Automata Inference Algorithms
Automata inference algorithms are algorithms that take a set of program execution traces and utilise techniques such as state-merging in order to try and hypothesise an automata representation of a program from any given trace.
Program Traces
A program trace is a log of sequences executed during the run-time of a program. Generally, they capture details about the sequence of operations, function calls, and changes of state. In the case of automata inference, we require program traces which detail the events, in order to attempt to construct an automaton generalising from observed data.
Prefix Tree Acceptor
Automata inference algorithms generally start by creating a prefix tree acceptor, or PTA. A prefix tree acceptor is a tree-like deterministic finite automaton (DFA) built from a program trace log, by taking all the traces in the log as state transitions and constructing the smallest DFA which is a tree, consistent with the program traces.
K-tails Algorithm
K-tails is a classic automata inference algorithm, which generates an inferred deterministic finite automata (DFA) from an input parameter k and a program trace log.

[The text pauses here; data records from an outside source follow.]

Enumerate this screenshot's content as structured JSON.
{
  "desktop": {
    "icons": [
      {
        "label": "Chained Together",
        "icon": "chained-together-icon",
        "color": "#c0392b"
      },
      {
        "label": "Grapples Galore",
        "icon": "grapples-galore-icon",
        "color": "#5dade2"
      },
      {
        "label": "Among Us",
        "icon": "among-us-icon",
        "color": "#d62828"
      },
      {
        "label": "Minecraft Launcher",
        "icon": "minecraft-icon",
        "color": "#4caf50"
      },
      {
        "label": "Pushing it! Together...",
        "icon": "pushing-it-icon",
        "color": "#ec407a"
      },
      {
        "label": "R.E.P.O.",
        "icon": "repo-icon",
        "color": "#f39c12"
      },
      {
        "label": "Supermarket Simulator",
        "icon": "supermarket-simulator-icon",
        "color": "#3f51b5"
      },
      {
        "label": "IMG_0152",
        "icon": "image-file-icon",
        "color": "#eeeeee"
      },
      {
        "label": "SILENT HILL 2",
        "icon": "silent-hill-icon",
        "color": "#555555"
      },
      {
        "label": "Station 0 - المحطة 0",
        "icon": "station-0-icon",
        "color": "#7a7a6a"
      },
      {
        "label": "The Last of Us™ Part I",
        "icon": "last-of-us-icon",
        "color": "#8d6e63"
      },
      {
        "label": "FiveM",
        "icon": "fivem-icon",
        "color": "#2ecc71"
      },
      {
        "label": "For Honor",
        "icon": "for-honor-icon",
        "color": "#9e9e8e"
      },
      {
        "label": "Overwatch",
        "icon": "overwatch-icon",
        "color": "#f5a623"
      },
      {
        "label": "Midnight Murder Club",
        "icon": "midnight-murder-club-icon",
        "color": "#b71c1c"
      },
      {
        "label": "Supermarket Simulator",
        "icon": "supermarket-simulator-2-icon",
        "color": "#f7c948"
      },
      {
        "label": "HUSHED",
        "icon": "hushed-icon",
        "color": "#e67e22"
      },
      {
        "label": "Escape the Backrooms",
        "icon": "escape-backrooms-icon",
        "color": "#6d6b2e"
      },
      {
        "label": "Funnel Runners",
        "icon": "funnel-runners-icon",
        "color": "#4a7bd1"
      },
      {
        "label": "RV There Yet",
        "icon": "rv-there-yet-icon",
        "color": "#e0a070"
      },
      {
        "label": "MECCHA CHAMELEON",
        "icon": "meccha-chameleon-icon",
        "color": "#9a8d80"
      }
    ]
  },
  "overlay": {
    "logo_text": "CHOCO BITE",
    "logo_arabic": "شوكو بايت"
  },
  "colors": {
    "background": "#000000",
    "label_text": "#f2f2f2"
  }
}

Several variants of the k-tails algorithm have been defined since its initial introduction, but this tool teaches a 'modern' variant which uses prefix tree acceptors and the blue-fringe algorithm for state exploration.
Modern k-tails starts by taking a program trace log and parameter k, and constructs an initial PTA representing the program traces. It then iterates through the states of the graph and merges any two states that have equivalent k-tails. A state's k-tail is defined as the future sequence of k events/transitions from the current state.
Evidence-Drive State Merging (EDSM) Algorithm
EDSM is a competition winning state-merging algorithm, which uses evidence to determine which states should be merged. The algorithm performs better than other algorithms due to its inclusion of a scoring system, which makes sure early decisions are correct, preventing a snowballing of wrong decisions being made later in the algorithm. The following explanation describes the blue-fringe variant of the EDSM algorithm.
EDSM starts with a PTA constructed from program traces. The root of this PTA is coloured red, every child of the root is coloured blue, and all other nodes are left white.
A valid merge is a merge where no transition exists for a pair of states that leads to different subsequent states. With sparse training data, the algorithm can’t be sure that a compatible merge is truly valid, but it labels it as valid anyway.
When the algorithm reaches a point in which it can merge states, all valid merges are hypothetically computed, and are scored as follows: a negative score is given if the merge is not valid, zero is given if there are no common states, and the number of states eliminated by the merge is given otherwise.
The algorithm then proceeds to repeat the following steps until completion:
- Evaluate all the red/blue merges
- If there is a blue node that cannot be merged with a red node, promote the shallowest blue node to red, then go back to step 1
- Otherwise (if no blue is promoted), perform the red-blue merge with the highest score, and go back to step 1
- Halt if no more blue nodes
- There is a connected graph of mutually unmergeable red nodes
- All non-red children of red nodes are blue
- Blue nodes are the roots of isolated trees